なお、E型粘度計はJIS Z8809「粘度計校正用標準液」に準じた機器管理の校正を測定前に実施し、E型粘度計の仕様精度について、トレーサビリティが保証された校正を確保した後に実施例および比較例のゲル状組成物の粘度測定を実施した。また、コーンローターによるギャップ調整(測定位置合わせ)も測定前に実施した。
(2段目の測定)
1段目の測定後、ゲル状組成物を常温で24時間静置し、次いで温度25℃の恒温槽に18時間静置した後、1段目と同様にしてゲル状組成物の粘度を測定した。
【0067】
(粘度測定手順)
・最大容量1.1mLのインジェクタシリンダでシリンダ内部に気泡の入らないように注意をしながら1.0mL~1.1mLの範囲でサンプルを採取する。

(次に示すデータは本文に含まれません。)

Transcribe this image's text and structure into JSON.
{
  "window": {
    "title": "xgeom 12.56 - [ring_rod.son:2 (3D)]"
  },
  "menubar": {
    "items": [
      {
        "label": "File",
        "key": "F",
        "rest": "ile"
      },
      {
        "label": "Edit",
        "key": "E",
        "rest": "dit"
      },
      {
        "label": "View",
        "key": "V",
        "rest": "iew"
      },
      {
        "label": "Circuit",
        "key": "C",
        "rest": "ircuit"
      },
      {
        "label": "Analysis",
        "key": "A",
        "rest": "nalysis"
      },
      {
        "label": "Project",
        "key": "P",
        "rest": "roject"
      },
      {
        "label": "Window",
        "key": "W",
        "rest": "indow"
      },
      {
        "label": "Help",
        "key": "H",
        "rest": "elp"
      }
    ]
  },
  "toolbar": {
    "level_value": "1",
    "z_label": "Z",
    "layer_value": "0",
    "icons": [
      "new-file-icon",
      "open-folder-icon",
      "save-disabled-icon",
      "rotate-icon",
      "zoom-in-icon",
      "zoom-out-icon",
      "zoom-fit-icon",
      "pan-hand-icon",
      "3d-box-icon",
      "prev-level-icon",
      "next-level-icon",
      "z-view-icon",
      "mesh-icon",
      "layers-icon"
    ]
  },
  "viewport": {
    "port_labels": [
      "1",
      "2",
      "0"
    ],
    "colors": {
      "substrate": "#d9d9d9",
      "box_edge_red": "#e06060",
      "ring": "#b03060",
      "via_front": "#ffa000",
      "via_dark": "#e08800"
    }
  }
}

・測定サンプルカップに気泡・ごみなどの異物が混入していない状態で測定サンプルカップにサンプルをセットする。
・サンプルカップ内でサンプルを3分間の静置し、サンプルの粘度と温度とを安定させる。
・サンプルの粘度を測定開始する。
【0068】
・まず、サンプルの履歴粘性を消去するために100rpm×60秒+0rpm×180秒の測定前プログラムを実施する。

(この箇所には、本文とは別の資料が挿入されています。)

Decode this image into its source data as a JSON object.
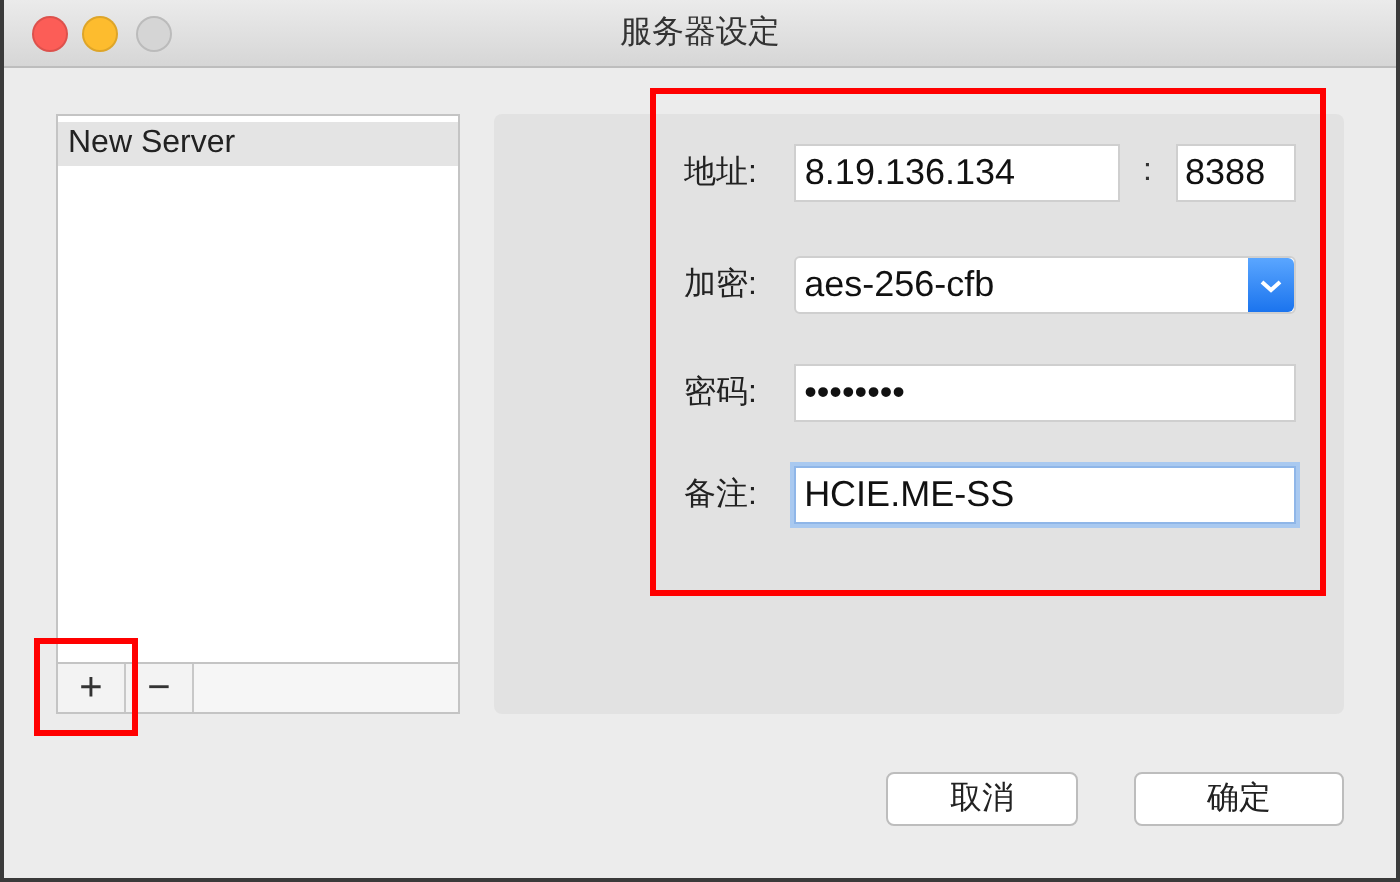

・次に、測定プログラムはビスカスヒーティングの影響を受けない範囲として0.1rpm×180秒、0.5rpm×120秒、1rpm×60秒、5rpm×60秒、10rpm×30秒、50rpm×30秒、100rpm×15秒に設定し、0.1rpm~100rpm~0.1rpmの上昇降下の順で連続的に粘度を測定する。

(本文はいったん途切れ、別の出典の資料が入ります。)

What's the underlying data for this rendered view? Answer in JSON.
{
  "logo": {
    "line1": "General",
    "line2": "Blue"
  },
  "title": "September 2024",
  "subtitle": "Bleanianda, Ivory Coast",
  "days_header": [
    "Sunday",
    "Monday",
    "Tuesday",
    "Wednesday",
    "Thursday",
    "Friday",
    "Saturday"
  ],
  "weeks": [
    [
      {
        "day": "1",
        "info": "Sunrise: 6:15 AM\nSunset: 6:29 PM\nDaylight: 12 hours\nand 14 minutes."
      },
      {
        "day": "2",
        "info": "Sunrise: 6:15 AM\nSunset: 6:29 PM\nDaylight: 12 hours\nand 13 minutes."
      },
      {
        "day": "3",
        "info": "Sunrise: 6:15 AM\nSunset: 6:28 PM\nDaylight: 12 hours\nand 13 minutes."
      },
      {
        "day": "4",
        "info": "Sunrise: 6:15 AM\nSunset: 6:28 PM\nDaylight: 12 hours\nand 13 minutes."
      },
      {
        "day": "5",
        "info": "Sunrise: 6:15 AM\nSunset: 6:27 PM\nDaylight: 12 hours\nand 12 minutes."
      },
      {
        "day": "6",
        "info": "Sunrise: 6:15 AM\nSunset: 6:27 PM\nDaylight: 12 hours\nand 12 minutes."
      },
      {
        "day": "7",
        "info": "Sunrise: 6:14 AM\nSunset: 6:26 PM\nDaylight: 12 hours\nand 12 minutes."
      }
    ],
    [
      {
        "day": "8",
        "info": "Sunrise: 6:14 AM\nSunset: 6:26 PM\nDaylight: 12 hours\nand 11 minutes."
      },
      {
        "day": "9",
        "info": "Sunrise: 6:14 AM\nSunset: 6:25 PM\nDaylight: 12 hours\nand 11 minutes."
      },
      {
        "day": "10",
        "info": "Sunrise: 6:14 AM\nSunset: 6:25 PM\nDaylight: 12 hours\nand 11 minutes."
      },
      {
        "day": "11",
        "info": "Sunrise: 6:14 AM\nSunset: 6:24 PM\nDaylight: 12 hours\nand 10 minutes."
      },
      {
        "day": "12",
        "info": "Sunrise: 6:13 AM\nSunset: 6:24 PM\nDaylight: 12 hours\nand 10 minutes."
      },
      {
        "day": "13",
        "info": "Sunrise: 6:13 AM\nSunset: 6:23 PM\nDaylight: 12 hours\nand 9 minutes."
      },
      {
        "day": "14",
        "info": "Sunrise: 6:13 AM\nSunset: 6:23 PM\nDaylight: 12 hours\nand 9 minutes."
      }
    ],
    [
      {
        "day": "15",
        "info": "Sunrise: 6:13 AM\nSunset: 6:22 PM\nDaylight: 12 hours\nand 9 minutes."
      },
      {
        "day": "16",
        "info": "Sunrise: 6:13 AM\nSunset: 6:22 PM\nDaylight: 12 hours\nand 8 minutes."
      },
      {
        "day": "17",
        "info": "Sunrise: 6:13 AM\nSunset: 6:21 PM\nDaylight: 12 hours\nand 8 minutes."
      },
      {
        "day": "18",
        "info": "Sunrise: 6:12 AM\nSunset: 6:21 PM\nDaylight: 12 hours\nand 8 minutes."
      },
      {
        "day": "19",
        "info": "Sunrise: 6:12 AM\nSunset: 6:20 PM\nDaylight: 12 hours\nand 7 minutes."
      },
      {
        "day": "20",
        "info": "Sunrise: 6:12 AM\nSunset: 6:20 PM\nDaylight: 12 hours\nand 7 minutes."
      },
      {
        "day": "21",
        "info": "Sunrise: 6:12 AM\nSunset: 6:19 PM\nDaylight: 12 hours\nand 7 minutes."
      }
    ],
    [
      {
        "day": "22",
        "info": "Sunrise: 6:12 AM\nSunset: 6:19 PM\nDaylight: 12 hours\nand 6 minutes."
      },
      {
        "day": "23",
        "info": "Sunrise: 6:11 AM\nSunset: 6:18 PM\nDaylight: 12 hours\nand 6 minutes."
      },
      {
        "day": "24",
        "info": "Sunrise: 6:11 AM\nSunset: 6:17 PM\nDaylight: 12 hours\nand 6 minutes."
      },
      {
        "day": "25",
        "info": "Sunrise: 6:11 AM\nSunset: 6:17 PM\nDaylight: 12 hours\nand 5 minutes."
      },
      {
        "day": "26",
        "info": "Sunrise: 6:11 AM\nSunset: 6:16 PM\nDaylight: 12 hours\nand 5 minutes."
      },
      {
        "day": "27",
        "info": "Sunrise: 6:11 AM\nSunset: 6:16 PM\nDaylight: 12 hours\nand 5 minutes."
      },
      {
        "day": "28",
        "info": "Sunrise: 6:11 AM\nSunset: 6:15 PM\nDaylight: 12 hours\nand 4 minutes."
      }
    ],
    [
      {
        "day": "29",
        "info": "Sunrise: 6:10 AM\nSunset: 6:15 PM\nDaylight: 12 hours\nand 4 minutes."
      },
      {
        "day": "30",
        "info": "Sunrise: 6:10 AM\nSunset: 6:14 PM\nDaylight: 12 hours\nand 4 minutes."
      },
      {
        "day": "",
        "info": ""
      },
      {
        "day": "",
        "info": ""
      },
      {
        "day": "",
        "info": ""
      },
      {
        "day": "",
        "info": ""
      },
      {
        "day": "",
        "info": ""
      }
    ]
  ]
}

・縦軸を剪断応力とし、横軸を剪断速度として測定データをプロットして線画グラフを作成する。
【0069】
【表1】
表中の「-」は測定不可能、粘度換算不可能を意味する。
【0070】
実施例1~実施例7のゲル状組成物は全て変色、白濁、分離、離床離水をすることはなかった。また実施例1~実施例7のゲル状組成物は、力学的降伏値(Dynamic-yield-value)を有しチキソトロピー性を十分に発現するものであった。
【0071】
比較例1のゲル状組成物は変色、白濁をすることはなかったが、系は増粘一辺倒で益々粘性増大しチキソトロピー性を発現するものではなかった。比較例1のゲル状組成物では調整直後の粘性は経時後に急激な増粘性が強く発現された。
【0072】
比較例2のゲル状組成物2は白濁し、増粘一辺倒で益々粘性増大しチキソトロピー性を発現するものではなかった。
【0073】
比較例3及び比較例4のゲル状組成物では、分散調整液を作製するために分散処理時間を2倍以上にしても十分な分散状態物を作製することが不可能であり、また系は終始分離した状態で測定分散調整液を作製することが出来ず、どちらも粘度測定するまでには至らなかった。
【0074】
比較例5の化粧用濃グリセリンと比較例6の1,3-ブチレングリコールは、実施例1~実施例7および比較例1~4の組成物との粘度曲線を比較するため測定したものである。比較例5の化粧用濃グリセリン及び比較例6の1,3-ブチレングリコールはどちらも力学的降伏値を有するチキソトロピー性を発現するものではなかった。
【産業上の利用可能性】
【0075】
本発明のゲル状組成物は、時間依存性挙動があり、高いチキソトロピー性を発現し有用である。